Given the process that must be followed, even the most amicable separation can take a number of weeks to formalise, but once it is completed and the correct process has been followed, the agreement is binding on both parties, even upon their death.
One way to avoid the process of creating a separation agreement is to enter into an agreement during the relationship. This is known as a ‘contracting out agreement’ (sometimes referred to as a pre-nuptial agreement). This agreement is used most often when the parties make unequal financial contributions to relationship property. For example, where one party owns the home where the couple will live, that will become the “family home” under legislation and be shared equally. In this situation, the person who owns the family home may wish to enter a contracting out agreement to ensure they retain the family home (being the home they owned prior to the relationship) in the event of a separation. Likewise, where the parties contribute unequally to the costs of the family home, they may wish to enter into a contracting out agreement to ensure they are compensated for the actual amounts they pay.
A contracting out agreement can be drafted however the parties wish.
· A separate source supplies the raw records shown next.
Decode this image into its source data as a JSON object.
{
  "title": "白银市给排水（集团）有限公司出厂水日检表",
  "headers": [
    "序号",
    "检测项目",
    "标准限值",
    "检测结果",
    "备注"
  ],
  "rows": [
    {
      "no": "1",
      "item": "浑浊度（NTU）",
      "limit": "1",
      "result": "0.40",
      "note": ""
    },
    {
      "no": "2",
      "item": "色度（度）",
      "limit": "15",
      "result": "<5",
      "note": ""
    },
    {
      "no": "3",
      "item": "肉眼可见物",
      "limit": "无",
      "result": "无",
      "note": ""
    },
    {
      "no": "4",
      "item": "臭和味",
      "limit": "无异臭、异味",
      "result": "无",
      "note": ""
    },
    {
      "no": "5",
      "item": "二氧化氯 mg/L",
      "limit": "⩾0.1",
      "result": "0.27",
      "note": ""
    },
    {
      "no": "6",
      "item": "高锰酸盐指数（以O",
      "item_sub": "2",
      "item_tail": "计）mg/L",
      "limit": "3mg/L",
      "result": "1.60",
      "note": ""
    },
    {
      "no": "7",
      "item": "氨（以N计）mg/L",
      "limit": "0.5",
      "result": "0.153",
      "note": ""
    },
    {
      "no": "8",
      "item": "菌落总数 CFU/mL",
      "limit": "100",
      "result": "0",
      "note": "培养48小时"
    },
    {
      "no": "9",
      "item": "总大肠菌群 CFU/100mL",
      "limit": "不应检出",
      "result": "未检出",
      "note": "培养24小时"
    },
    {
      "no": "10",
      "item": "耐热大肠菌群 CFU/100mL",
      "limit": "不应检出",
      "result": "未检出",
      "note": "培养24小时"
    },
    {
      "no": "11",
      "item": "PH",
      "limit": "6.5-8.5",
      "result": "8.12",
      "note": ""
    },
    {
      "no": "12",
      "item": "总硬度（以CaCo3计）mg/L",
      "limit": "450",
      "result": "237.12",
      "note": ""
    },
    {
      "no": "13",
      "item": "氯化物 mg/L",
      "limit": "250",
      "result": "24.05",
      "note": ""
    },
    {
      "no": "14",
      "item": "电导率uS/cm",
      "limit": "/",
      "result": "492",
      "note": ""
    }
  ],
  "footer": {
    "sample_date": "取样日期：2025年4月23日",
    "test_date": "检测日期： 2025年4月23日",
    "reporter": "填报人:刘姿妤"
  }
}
It can be as simple as protecting the different contributions to the initial property purchase while keeping everything after that point equal, or it may be drafted in such a way as to keep all of the couple’s assets separate.
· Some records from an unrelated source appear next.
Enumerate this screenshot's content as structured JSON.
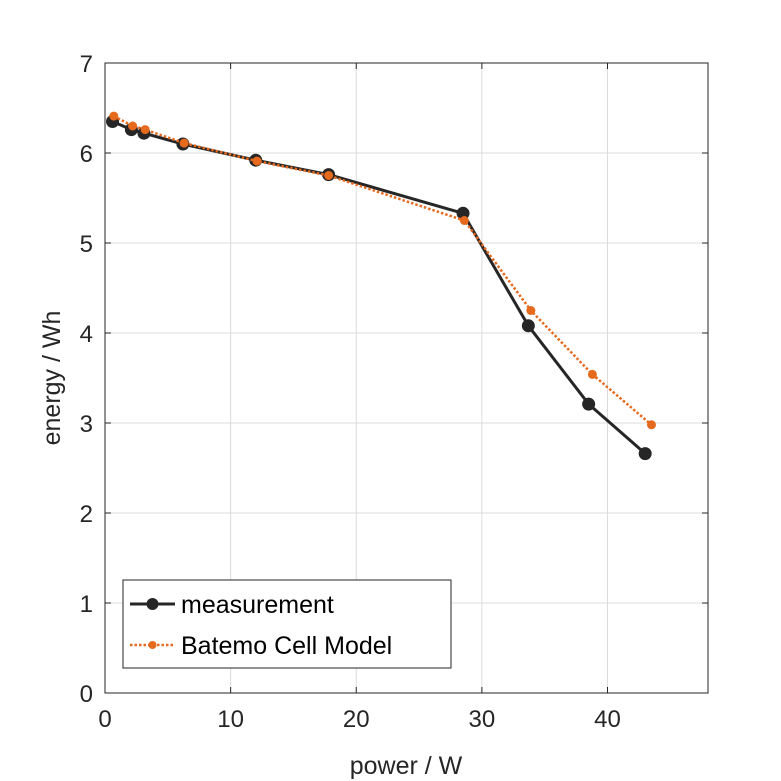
{
  "chart_data": {
    "type": "line",
    "title": "",
    "xlabel": "power / W",
    "ylabel": "energy / Wh",
    "xlim": [
      0,
      48
    ],
    "ylim": [
      0,
      7
    ],
    "xticks": [
      0,
      10,
      20,
      30,
      40
    ],
    "yticks": [
      0,
      1,
      2,
      3,
      4,
      5,
      6,
      7
    ],
    "grid": true,
    "legend_position": "bottom-left",
    "series": [
      {
        "name": "measurement",
        "color": "#262626",
        "line_style": "solid",
        "marker": "large-circle",
        "x": [
          0.6,
          2.1,
          3.1,
          6.2,
          12.0,
          17.8,
          28.5,
          33.7,
          38.5,
          43.0
        ],
        "y": [
          6.35,
          6.26,
          6.22,
          6.1,
          5.92,
          5.76,
          5.33,
          4.08,
          3.21,
          2.66
        ]
      },
      {
        "name": "Batemo Cell Model",
        "color": "#E66A1E",
        "line_style": "dotted",
        "marker": "small-circle",
        "x": [
          0.7,
          2.2,
          3.2,
          6.3,
          12.1,
          17.8,
          28.6,
          33.9,
          38.8,
          43.5
        ],
        "y": [
          6.41,
          6.3,
          6.26,
          6.11,
          5.91,
          5.75,
          5.25,
          4.25,
          3.54,
          2.98
        ]
      }
    ]
  }
}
Generally, a contracting out agreement can be likened to an insurance policy in terms of the peace of mind it provides the couple; you hope your house won’t burn down but you insure it anyway, so why not enter into a contracting out agreement during the early stages of a relationship to know you are protected if the relationship does not work out.
The process for a contracting out agreement is the same as a separation agreement, and the courts have recently shown their willingness to set aside (void) contracting out agreements where full disclosure has not been provided. If someone is going to give up their statutory rights, they must know what it is they are giving up, and receive full legal advice on the implications of them doing so. Without this process being followed, the efforts of completing the contracting out agreement could all be wasted if challenged in court at the end of the relationship.
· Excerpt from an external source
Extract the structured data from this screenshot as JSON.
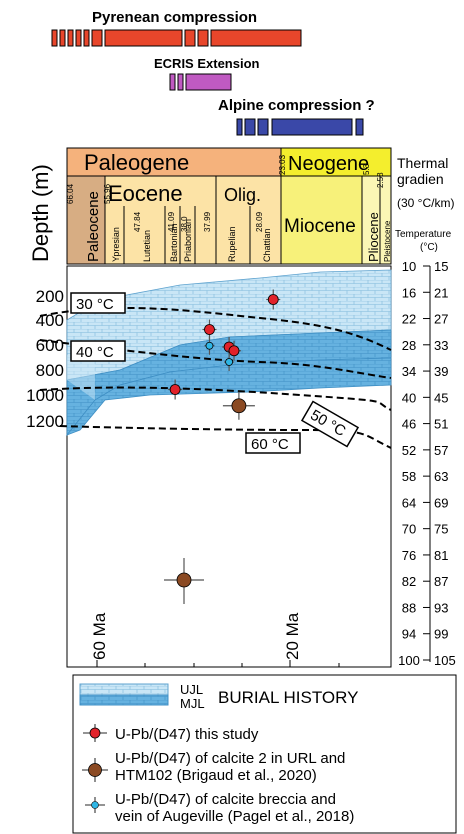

While a contracting out agreement may seem unnecessary during the relationship, it is certainly a lot easier at separation if there is a binding contracting out agreement in place. A contracting out agreement is drafted during the relationship, at a time when the parties are communicating well and without being in the stressful situation of a separation. It is generally a more efficient and economical to enter into a contracting out agreement rather than attempting to reach resolution after separation, when emotions can be running high. A non-contested contracting out agreement can negate the need for a separation agreement altogether, allowing the parties to move on with their lives much sooner.